Outside of the business world, VPNs are also popular with gamers. Here are some of the most common gaming VPN uses:

  • Access a Wider Library of Games. Since using a VPN means your internet connection is re-routed, you have more options when it comes to gaming access, especially regarding cloud gaming services such as Stadia. Depending on the provider, certain VPNs can help you access games available outside your region. Likewise, some countries ban games due to graphic content. With a VPN, you can get around those restrictions by connecting through a server in a different country.
  • Play In Public Without the Worry. It’s great to take advantage of free public Wi-Fi when you’re ready to play, but using an unsecured network carries risks. Keep your gaming devices safe by using a VPN.
  • Protect Yourself From the Trolls. The stakes can get high in multi-player games and occasionally people overreact. Having a VPN protects your identity and IP address, so that if you inadvertently upset someone, they are not able to track your location.
  • Sidestep ISP Slowdowns. Some internet service providers knowingly slow down their network for one reason or another. With a VPN, you can avoid unnecessary ISP lag.

VPN Uses For Streaming

You can also use a VPN when streaming your favorite movies or TV shows:

  • Watch Your Favorite Foreign Films. Some paid subscription streaming services implement “geo-blocking” technology. This means in some geographical locations, you’ll have restricted access to certain content.

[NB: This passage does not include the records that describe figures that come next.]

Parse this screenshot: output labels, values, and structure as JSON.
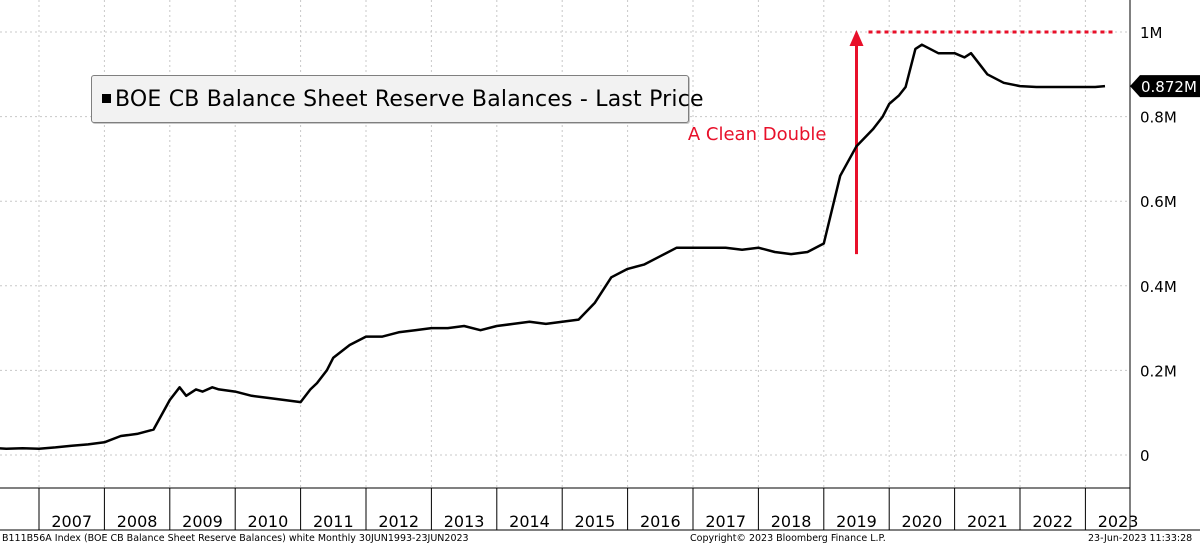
{
  "chart_data": {
    "type": "line",
    "series": [
      {
        "name": "BOE CB Balance Sheet Reserve Balances - Last Price",
        "x": [
          2006.0,
          2006.25,
          2006.5,
          2006.75,
          2007.0,
          2007.25,
          2007.5,
          2007.75,
          2008.0,
          2008.25,
          2008.5,
          2008.75,
          2009.0,
          2009.15,
          2009.25,
          2009.4,
          2009.5,
          2009.65,
          2009.75,
          2010.0,
          2010.25,
          2010.5,
          2010.75,
          2011.0,
          2011.15,
          2011.25,
          2011.4,
          2011.5,
          2011.75,
          2012.0,
          2012.25,
          2012.5,
          2012.75,
          2013.0,
          2013.25,
          2013.5,
          2013.75,
          2014.0,
          2014.25,
          2014.5,
          2014.75,
          2015.0,
          2015.25,
          2015.5,
          2015.75,
          2016.0,
          2016.25,
          2016.5,
          2016.75,
          2017.0,
          2017.25,
          2017.5,
          2017.75,
          2018.0,
          2018.25,
          2018.5,
          2018.75,
          2019.0,
          2019.25,
          2019.5,
          2019.75,
          2019.9,
          2020.0,
          2020.15,
          2020.25,
          2020.4,
          2020.5,
          2020.75,
          2021.0,
          2021.15,
          2021.25,
          2021.4,
          2021.5,
          2021.75,
          2022.0,
          2022.25,
          2022.5,
          2022.75,
          2023.0,
          2023.15,
          2023.3
        ],
        "values": [
          0.02,
          0.017,
          0.015,
          0.016,
          0.015,
          0.018,
          0.022,
          0.025,
          0.03,
          0.045,
          0.05,
          0.06,
          0.13,
          0.16,
          0.14,
          0.155,
          0.15,
          0.16,
          0.155,
          0.15,
          0.14,
          0.135,
          0.13,
          0.125,
          0.155,
          0.17,
          0.2,
          0.23,
          0.26,
          0.28,
          0.28,
          0.29,
          0.295,
          0.3,
          0.3,
          0.305,
          0.295,
          0.305,
          0.31,
          0.315,
          0.31,
          0.315,
          0.32,
          0.36,
          0.42,
          0.44,
          0.45,
          0.47,
          0.49,
          0.49,
          0.49,
          0.49,
          0.485,
          0.49,
          0.48,
          0.475,
          0.48,
          0.5,
          0.66,
          0.73,
          0.77,
          0.8,
          0.83,
          0.85,
          0.87,
          0.96,
          0.97,
          0.95,
          0.95,
          0.94,
          0.95,
          0.92,
          0.9,
          0.88,
          0.872,
          0.87,
          0.87,
          0.87,
          0.87,
          0.87,
          0.872
        ]
      }
    ],
    "x_tick_labels": [
      "2007",
      "2008",
      "2009",
      "2010",
      "2011",
      "2012",
      "2013",
      "2014",
      "2015",
      "2016",
      "2017",
      "2018",
      "2019",
      "2020",
      "2021",
      "2022",
      "2023"
    ],
    "y_tick_labels": [
      "1M",
      "0.8M",
      "0.6M",
      "0.4M",
      "0.2M",
      "0"
    ],
    "y_ticks": [
      1.0,
      0.8,
      0.6,
      0.4,
      0.2,
      0.0
    ],
    "ylim": [
      0,
      1.0
    ],
    "xlim": [
      2006.0,
      2023.4
    ],
    "last_value_label": "0.872M",
    "last_value": 0.872,
    "annotation": {
      "text": "A Clean Double",
      "arrow_x": 2019.5,
      "arrow_from": 0.475,
      "arrow_to": 1.0,
      "dotted_line_y": 1.0,
      "dotted_line_from_x": 2019.5,
      "dotted_line_to_x": 2023.3,
      "color": "#e8102a"
    },
    "grid": true,
    "line_color": "#000000",
    "grid_color": "#c8c8c8"
  },
  "legend": {
    "label": "BOE CB Balance Sheet Reserve Balances - Last Price"
  },
  "footer": {
    "left": "B111B56A Index (BOE CB Balance Sheet Reserve Balances) white  Monthly 30JUN1993-23JUN2023",
    "center": "Copyright© 2023 Bloomberg Finance L.P.",
    "right": "23-Jun-2023 11:33:28"
  }
}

Using a VPN bypasses this issue and allows you to stream nearly anything you want to watch, no matter where you are.
  • Improve Buffering Issues. Since streaming services are so popular, it’s not unusual for the bandwidth to get overloaded and cause buffering issues. A VPN can help circumvent this, ensuring a smoother viewing experience.

Limitations of VPNs

While a VPN is a great tool to help separate your location (and in many ways, you) from your data, it doesn’t obscure everything about you. If you take a Facebook quiz or like a post on Instagram, the app you are using while connected to the VPN is still able to use your behavior to tailor in-app ads and content. They might not know where you are browsing from, but they will still know what you are doing on their apps.

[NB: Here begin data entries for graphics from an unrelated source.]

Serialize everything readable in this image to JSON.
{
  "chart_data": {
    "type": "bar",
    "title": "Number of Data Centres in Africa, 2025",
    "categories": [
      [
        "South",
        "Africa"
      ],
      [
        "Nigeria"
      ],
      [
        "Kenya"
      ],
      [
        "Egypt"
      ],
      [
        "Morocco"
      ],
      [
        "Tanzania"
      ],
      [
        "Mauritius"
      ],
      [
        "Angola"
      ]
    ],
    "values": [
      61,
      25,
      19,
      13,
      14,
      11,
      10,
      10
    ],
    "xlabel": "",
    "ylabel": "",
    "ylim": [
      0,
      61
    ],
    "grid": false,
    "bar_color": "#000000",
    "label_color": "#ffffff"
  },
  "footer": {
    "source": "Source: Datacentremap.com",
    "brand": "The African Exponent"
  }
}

Similarly, if cookies are enabled on your computer, companies can follow you while you are on their site—and after. Your full data isn’t obscured with a VPN alone. Combining a VPN’s protection with Tor, an open-source tool that allows you to browse the web anonymously, and other security measures are necessary for a fuller security.

VPNs aren’t perfect tools. Like any computer program, they are susceptible to malware and online attacks. If infected, a VPN’s security benefits are nullified.

The likelihood of attacks and security breaches is increased by using a free VPN service. To recoup their business costs, “free” VPN services may sell user data or run ads that could be infected with malware. If your goal is to increase your data privacy, then investing in a paid VPN is your best bet.

Global Legality Concerns

Beyond questions of security are questions of legality. If you happen to be based in or visiting a wide list of countries including Russia and China, VPNs are banned or highly regulated.

It’s important to know the laws of your country and any country you are visiting before using a VPN as well as to understand whether your VPN usage is being monitored by a government, thus nullifying its privacy benefits.